While the Defense Department launched a space organization and management review on March 1, President Donald Trump on March 13 unexpectedly suggested that the U.S. military create a “space force” to protect U.S. interests in the cosmos.

“Space is a warfighting domain, just like the land, air, and sea,” Trump said in a speech at Marine Corps Air Station Miramar, Calif. “We may even have a space force … because we’re doing a tremendous amount of work in space. I said: ‘Maybe we need a new force. We’ll call it the space force.’ And I was not really serious. And then I said: ‘What a great idea! Maybe we’ll have to do that.’”
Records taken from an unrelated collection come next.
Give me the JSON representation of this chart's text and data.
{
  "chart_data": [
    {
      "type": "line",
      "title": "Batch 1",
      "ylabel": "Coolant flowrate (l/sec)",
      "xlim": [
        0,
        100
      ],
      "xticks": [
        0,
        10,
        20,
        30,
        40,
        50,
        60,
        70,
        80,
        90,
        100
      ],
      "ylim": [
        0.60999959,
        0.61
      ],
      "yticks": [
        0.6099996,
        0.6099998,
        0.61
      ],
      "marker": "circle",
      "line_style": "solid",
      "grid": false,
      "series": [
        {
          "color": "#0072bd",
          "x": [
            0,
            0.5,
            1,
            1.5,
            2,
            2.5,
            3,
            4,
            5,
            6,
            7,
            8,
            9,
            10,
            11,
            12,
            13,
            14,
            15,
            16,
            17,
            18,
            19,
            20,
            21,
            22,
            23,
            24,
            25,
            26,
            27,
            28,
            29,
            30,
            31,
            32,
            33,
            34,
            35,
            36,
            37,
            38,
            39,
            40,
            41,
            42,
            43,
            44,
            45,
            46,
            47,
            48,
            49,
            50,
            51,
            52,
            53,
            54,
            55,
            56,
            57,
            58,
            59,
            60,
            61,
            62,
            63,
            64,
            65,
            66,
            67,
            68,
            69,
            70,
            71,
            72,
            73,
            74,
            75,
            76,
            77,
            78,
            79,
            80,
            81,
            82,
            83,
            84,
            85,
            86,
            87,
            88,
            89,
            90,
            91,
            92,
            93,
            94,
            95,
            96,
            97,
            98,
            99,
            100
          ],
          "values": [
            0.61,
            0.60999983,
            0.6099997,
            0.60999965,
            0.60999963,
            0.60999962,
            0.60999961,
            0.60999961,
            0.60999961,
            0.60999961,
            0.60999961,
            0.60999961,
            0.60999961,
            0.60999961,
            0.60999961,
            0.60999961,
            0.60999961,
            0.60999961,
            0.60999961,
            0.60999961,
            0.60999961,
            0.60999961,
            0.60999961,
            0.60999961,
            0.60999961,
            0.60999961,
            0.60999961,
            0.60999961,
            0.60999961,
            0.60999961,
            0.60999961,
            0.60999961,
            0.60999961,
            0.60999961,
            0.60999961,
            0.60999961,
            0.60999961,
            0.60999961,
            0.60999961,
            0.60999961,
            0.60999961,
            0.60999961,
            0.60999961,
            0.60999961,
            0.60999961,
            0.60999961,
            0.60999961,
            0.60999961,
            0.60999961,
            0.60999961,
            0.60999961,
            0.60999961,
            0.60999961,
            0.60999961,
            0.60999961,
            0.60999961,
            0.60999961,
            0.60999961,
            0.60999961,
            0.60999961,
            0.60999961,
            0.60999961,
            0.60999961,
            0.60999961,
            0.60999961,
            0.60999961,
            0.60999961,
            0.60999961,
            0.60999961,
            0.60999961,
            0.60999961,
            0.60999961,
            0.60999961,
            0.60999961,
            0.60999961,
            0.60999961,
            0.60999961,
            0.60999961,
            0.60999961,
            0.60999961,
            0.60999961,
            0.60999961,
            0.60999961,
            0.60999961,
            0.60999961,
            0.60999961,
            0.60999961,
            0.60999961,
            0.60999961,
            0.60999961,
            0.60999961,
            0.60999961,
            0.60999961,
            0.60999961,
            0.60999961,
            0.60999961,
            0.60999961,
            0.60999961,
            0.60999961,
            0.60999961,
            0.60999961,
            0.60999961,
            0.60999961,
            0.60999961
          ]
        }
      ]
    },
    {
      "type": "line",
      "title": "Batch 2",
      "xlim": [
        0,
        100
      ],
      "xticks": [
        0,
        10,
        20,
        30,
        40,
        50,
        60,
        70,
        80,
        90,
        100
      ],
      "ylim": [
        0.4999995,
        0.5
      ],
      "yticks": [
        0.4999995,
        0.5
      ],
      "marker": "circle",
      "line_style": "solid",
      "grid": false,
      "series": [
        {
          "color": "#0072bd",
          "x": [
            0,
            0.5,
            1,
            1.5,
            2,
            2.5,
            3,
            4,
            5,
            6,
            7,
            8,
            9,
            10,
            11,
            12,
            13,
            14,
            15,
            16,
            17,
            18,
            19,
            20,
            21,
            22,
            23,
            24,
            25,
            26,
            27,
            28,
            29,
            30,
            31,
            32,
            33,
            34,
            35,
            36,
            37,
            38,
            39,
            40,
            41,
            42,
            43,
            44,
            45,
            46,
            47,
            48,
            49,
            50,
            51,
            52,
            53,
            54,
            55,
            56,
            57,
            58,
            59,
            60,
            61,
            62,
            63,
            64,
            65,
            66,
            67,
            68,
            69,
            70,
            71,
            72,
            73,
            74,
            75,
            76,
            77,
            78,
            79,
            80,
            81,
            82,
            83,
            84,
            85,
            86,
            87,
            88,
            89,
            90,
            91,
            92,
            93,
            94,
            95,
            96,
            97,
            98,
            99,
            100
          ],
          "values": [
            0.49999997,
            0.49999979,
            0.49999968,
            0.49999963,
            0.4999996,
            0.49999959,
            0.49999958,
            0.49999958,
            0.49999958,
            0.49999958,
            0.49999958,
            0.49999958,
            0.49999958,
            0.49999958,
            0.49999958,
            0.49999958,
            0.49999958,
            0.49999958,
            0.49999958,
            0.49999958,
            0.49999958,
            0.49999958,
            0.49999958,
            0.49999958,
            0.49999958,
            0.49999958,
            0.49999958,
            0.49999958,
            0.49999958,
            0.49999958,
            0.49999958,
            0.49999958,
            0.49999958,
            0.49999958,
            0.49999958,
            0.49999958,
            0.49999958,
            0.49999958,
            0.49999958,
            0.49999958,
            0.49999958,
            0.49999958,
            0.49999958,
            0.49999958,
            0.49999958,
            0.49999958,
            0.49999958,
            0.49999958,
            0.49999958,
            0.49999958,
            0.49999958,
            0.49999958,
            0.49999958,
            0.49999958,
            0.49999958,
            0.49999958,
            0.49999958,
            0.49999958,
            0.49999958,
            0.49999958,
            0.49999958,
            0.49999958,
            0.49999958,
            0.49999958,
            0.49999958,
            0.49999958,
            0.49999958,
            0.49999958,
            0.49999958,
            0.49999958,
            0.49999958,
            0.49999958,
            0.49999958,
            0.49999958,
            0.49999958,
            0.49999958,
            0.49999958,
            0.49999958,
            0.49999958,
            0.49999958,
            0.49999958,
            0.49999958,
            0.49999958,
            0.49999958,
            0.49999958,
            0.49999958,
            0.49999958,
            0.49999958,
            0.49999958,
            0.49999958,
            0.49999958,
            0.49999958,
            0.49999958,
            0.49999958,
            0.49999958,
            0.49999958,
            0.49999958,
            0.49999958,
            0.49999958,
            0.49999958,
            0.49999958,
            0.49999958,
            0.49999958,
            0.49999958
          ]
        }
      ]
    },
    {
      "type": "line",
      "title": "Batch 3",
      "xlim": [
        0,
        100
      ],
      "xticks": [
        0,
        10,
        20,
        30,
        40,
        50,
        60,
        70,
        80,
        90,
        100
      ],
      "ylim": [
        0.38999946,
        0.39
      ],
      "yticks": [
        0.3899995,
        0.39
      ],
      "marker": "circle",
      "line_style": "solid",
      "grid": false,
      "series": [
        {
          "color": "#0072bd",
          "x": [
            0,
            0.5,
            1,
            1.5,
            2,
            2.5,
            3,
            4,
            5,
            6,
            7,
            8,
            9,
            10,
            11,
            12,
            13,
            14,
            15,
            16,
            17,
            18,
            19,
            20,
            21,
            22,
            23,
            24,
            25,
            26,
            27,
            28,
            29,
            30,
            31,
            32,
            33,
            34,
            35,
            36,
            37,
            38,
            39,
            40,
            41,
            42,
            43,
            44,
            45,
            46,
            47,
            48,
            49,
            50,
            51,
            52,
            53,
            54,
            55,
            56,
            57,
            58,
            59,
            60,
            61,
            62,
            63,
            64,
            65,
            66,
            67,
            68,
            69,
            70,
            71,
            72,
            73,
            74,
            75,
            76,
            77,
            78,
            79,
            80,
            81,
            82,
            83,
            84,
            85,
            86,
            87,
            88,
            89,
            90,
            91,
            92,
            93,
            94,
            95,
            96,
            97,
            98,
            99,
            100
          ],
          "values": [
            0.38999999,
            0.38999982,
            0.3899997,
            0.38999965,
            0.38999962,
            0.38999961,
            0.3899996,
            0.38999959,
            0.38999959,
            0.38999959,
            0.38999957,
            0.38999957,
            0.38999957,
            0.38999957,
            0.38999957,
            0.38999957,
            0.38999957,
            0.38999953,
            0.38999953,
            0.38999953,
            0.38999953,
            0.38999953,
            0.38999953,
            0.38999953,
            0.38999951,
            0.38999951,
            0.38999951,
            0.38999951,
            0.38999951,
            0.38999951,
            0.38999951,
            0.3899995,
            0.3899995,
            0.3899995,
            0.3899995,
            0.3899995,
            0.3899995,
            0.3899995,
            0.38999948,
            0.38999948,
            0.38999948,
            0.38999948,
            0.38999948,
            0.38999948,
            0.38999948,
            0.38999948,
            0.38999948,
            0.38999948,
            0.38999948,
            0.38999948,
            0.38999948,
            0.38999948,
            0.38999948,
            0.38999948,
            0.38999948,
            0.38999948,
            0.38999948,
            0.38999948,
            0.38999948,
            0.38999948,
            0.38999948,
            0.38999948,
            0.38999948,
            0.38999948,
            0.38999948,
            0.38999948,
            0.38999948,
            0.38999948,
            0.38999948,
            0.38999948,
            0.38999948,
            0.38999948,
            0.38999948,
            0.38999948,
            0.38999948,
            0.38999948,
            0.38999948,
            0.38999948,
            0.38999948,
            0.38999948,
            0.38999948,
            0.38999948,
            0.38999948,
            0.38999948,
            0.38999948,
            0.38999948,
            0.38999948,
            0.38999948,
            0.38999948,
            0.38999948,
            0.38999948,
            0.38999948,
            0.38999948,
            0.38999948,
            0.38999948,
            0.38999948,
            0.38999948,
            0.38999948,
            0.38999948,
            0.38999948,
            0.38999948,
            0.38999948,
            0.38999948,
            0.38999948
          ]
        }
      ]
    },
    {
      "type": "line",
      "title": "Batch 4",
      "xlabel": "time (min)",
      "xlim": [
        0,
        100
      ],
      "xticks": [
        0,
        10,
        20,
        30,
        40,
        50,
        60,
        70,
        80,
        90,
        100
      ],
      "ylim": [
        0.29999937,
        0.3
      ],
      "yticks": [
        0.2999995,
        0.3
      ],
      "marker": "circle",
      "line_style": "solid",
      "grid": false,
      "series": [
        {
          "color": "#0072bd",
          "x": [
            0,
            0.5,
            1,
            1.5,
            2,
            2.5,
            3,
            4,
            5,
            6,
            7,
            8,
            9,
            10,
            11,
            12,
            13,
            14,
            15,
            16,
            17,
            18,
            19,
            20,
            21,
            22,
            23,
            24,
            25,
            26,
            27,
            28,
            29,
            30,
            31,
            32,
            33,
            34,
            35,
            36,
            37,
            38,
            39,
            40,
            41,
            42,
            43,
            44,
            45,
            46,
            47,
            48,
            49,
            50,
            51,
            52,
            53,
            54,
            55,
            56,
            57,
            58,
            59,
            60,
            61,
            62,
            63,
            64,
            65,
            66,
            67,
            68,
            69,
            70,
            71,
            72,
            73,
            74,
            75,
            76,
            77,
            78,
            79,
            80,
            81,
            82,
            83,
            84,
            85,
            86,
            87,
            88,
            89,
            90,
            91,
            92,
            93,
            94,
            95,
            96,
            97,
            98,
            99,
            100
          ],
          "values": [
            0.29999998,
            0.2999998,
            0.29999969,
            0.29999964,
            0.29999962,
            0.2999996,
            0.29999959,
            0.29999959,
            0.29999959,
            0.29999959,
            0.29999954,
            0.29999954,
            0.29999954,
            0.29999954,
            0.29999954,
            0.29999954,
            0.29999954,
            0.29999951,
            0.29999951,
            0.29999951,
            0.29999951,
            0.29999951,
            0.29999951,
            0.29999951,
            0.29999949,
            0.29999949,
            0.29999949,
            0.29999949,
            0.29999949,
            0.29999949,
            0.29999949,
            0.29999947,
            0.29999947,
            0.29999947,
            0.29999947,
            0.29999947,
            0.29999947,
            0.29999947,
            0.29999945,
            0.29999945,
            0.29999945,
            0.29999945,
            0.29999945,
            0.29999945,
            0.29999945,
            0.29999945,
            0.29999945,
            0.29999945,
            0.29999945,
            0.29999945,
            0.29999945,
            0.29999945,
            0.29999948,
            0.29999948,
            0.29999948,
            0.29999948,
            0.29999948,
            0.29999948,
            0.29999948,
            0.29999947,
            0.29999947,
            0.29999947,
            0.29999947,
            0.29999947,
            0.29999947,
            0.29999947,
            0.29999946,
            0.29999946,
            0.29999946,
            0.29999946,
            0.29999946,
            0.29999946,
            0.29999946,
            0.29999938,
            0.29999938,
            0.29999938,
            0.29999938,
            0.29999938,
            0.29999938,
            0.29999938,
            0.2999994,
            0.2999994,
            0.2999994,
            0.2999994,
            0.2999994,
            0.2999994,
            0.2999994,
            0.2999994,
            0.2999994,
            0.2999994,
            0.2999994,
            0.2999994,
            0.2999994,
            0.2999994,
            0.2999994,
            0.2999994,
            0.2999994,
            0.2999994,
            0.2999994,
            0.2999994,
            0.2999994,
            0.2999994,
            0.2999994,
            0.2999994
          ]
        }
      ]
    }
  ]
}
Interested in attaining the “space shuttle door gunner” MOS? Or which branches the space troopers will come from? Well, the Pentagon can’t really say until that space review wraps up in August, a defense official told Task & Purpose.

And of course, what will these space troopers wear — Battle rattle like Stormtroopers? Tight fitting turtlenecks like Star Trek? Tank tops like Space Marines?

“It’s important that we have a defendable space,” Pentagon spokesman Army. Col. Rob Manning said during Monday’s weekly question-and-answer session with reporters. “Our deputy secretary of defense is actually taking a look at this. We’ll provide a recommendation. But as far as the uniform, the composition, all that …we’re taking a look at it.”

Lest you think this is a trivial issue, remember how the Special Forces community lost its mind in October when pictures emerged online showing what appeared to be a green beret for soldiers in the 1st Security Force Assistance Brigade. Ultimately, soldiers in the unit received brown berets and Army Chief of Staff Gen. Mark Milley made clear that the SFAB “is not and will not be Special Forces.”

Beyond reputational concerns, past attempts by military branches to introduce new uniforms, the product invariably looks closer to something The Evil Intergalactic Empire would field than Jedi Knight attire. Consider this 2006 picture of two airmen wearing the proposed Billy Mitchell heritage coat became an internet sensation after someone inserted Darth Vader into the photo.

Jay Taylor/HomeTheaterForum

Rep. Mike Rogers, R-Ala., proposed creating a space force last year, only to run into opposition from both the Pentagon and White House. Rogers, chairman of the House Armed Services Subcommittee on Strategic Forces, recently said the question of what uniform space troops should wear is a red herring.

“That’s the silliest thing in the world,” Rogers said during a Feb. 28 panel discussion at the Center for Strategic and International Studies think tank in Washington. “It’s the Air Force. Air Force got blue uniforms? Make the space corps black. Everything else be the same, except instead of having wings you’ll have an orbit or something. I don’t care. Done. It’s over.”

Whatever the Pentagon decides on uniforms, Manning said the Defense Department recognizes “the president’s enthusiasm for this vital domain. No word yet on whether the Defense Department is considering whether or not to build a “Death Star,” which it estimated in 2011 would cost $15.6 septillion and 94 cents – or roughly as much as three F-35 Joint Strike Fighters.